Stephen Covey menuliskan bahwa untuk menjadi orang yang sukses haruslah memiliki paradigma Inside-Out (dalam-keluar). Paradigma ini memposisikan diri kita sebagai subyek dari kehidupan ini dan kita punya kemampuan untuk mengatasi segala kesulitan dan bukan lagi sebagai obyek dari kesulitan itu. Bila Andre memiliki paradigma berpikir seperti ini tentu ia akan 99,9% tepat waktu. Dia akan menjadi orang yang super kreatif mengatasi segala kemungkinan yang bakal terjadi. Ia akan menyediakan payung dalam tasnya untuk bersiap kalau-kalau hujan turun, ia akan bangun lebih awal, berangkat lebih cepat sehingga ia punya punya cukup waktu cadangan kalau-kalau jalanan macet. Ia menjadi super kreatif menghadapi semua permasalahan.

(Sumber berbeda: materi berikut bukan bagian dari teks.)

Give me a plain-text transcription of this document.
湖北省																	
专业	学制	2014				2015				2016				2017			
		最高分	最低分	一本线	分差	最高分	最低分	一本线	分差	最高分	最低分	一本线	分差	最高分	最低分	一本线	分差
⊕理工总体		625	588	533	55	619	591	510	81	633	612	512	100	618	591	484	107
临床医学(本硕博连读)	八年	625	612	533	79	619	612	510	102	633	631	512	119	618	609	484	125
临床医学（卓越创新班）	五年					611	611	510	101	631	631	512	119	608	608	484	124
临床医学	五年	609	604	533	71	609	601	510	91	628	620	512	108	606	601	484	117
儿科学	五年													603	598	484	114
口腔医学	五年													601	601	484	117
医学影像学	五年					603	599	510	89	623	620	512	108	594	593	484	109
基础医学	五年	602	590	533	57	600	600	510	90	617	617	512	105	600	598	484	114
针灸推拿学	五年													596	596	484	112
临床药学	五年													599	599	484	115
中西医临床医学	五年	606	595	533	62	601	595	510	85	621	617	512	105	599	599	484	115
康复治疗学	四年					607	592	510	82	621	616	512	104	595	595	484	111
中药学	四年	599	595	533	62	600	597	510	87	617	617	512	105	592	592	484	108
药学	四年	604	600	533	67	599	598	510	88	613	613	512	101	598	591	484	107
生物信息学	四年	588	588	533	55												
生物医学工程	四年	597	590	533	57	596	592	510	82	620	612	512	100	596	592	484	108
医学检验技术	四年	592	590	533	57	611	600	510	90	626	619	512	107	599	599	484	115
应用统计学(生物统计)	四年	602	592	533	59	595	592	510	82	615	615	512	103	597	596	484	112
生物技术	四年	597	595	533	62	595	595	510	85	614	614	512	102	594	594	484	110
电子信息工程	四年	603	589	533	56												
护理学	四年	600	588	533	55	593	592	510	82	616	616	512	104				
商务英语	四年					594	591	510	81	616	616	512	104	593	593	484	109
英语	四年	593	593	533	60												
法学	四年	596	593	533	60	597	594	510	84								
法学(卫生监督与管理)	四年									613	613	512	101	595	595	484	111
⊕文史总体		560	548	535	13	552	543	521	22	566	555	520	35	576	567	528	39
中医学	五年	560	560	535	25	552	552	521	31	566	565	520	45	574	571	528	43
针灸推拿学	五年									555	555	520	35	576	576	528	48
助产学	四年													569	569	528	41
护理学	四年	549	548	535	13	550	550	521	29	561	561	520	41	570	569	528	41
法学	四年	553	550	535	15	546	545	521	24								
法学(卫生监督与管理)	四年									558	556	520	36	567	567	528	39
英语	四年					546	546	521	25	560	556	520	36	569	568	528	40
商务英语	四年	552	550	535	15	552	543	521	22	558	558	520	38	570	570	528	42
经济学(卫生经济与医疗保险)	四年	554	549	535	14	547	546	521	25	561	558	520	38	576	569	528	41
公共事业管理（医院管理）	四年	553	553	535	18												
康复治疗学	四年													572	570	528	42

Orang dengan paradigma ini tidak pernah mengenal stress, karena ia yakin bahwa setiap masalah yang timbul pasti bisa diselesaikan. Orang-orang besar adalah orang-orang yang tidak pernah mengeluhkan keadaan, merekalah yang mengendalikan keadaan. Setiap permasalahan yang mereka temui mereka anggap sebagai tantangan baru untuk meningkatkan kreatifitas mereka. Dan saya yakin di UOB Buana masih banyak orang-orang yang memiliki paradigma seperti ini.